At least three Indian American collegiate students in California have been awarded with a $15,000 scholarship from the Donald A. Strauss Foundation.

Among the recipients were U.C. San Diego student Varun Govil, Anika Kumar of U.C. Berkeley, and Vardhaan Ambati of Stanford University

Govil is a bioengineering-biotechnology junior aiming to help underrepresented high school students learn more about synthetic biology techniques and feel empowered to do scientific research.

He was chosen for his project proposal to develop synthetic biology outreach initiatives for underrepresented minority high school students.

Govil’s proposal continues the education work that he and other students started through an International Genetically Engineered Machine project team. Last year, the team participated in the iGEM synthetic biology competition, in which students develop novel research tools using biological parts. As part of the competition scoring, students must also design a set of synthetic biology teaching tools to promote synthetic biology literacy, according to a UCSD news report.

His project, Verde Lux, is a continuation of that effort. With the iGEM team, Govil wrote a 200-page synthetic biology textbook and a Periodic Table of Elements for Synthetic Biology, both primers for introducing synthetic biology concepts in a digestible manner to students, the report notes.

Govil plans to extend it further, adding in a teaching platform that integrates virtual reality technology to simulate a wet lab environment, and a capstone project for students to complete.

By adding in these elements of engagement, Govil wants to help bolster underrepresented minority students’ confidence in their ability to do science, it said.

Govil considers the virtual reality tool an especially useful aspect of the Verde Lux program.

“When I’m trying to learn something, it’s often easier to visualize it,” he said in the report.

Govil plans to bring researchers to talk to students about different biomedical fields and to encourage students to read and discuss scientific papers they’re interested in. Throughout this process, students write their own research proposals and at the end of the program, they’ll get to see their project proposals on the Verde Lux website, it added.

Kumar was chosen for her project, “Forget Me Not.” Forget Me Not is an inter-generational nonprofit organization that she founded three years ago designed to reduce instances and feeling of social isolation, loneliness, and depression among older adults. Forget Me Not partners teenage high school volunteers with isolated older adults in their communities in weekly social companionship phone calls. (See India-West story on the nonprofit here: https://bit.ly/2RINtkQ)

The program allows teenage volunteers and their respective older adult companions to forge meaningful bonds and lasting relationships through refreshing and mutually reciprocal social interaction.

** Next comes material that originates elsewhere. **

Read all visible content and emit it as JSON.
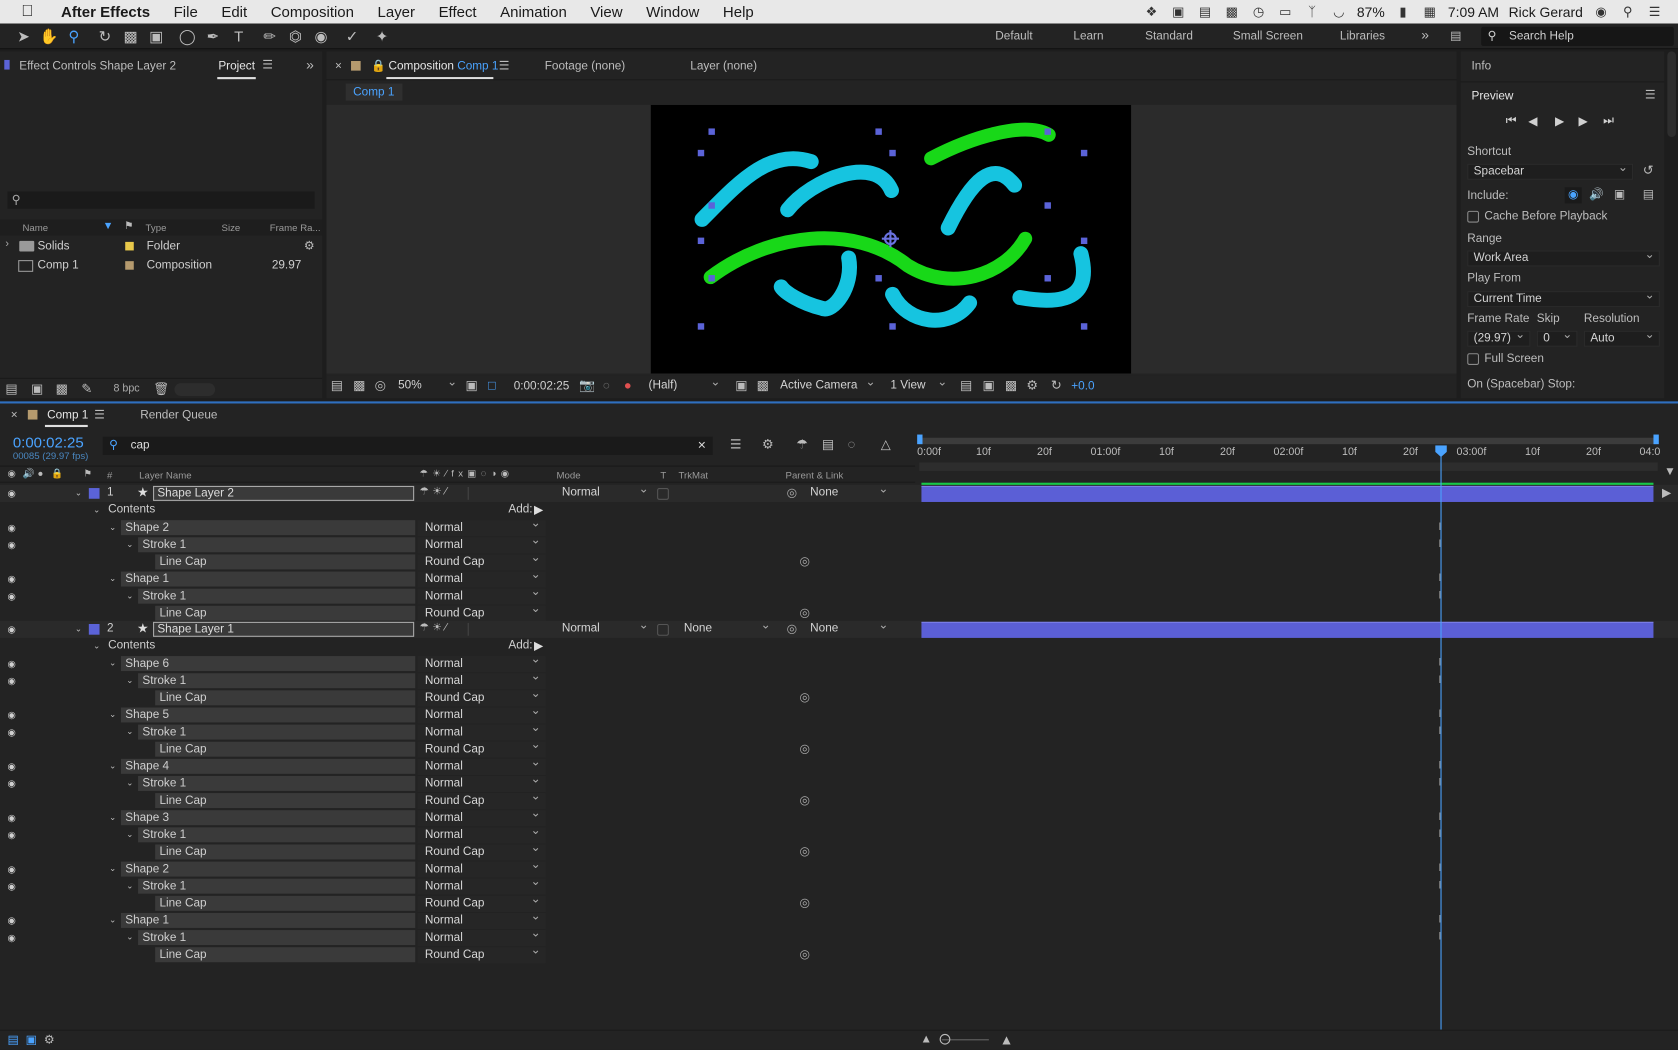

The calls both alleviate the health issues associated with loneliness in elders and bridge the generational age gap, working towards a healthier and more connected society. In the coming year, she said she hopes to expand the program to more locations to help meet its growing demand, according to the scholarship page.

Ambati was chosen for his project, “Teens Teaching Teens Biotechnology Program.”

According to the scholar page, currently, nearly all biological research takes place in university or industry professional laboratories, preventing most students, especially those from underprivileged backgrounds from exploring biological sciences.

The Teens Teaching Teens Biotechnology Program, which Ambati created with the support of the BioCurious Community Lab in Santa Clara, California, have provided rare hands-on access to biological research to hundreds of middle school and high school students in the Bay Area.

With the support of the Strauss Foundation and by using BioCurious community lab’s connections with other community labs around the world, Ambati said he would like to scale BioCurious’s existing program by piloting and establishing permanent, self-sustaining Teens Teaching Biotechnology programs at other community labs around the country and world, in order to inspire students that, regardless of their age, privilege, can access any university or industry labs to pursue biological research opportunities, it said.

The Strauss Foundation awards scholarships to between 10 and 15 juniors and seniors from 14 California universities each year, including all University of California campuses. Each university nominates up to three students to be considered for the award.

Other students named as 2019 Scholars were Bergen Carloss of Scripps College, Woojin Song of U.C. Irvine, Ahmad Amer Elhaija of UCLA, Elizabeth Sanchez of U.C. Merced, Raymond Ezzat of U.C. Riverside, Samuel Shing of U.C. San Diego, Lauren Roberts of U.C. Santa Barbara, Alyssa Marie Tamboura of U.C. Santa Cruz and Jonathan Wai Lone Ho of U.C. Davis.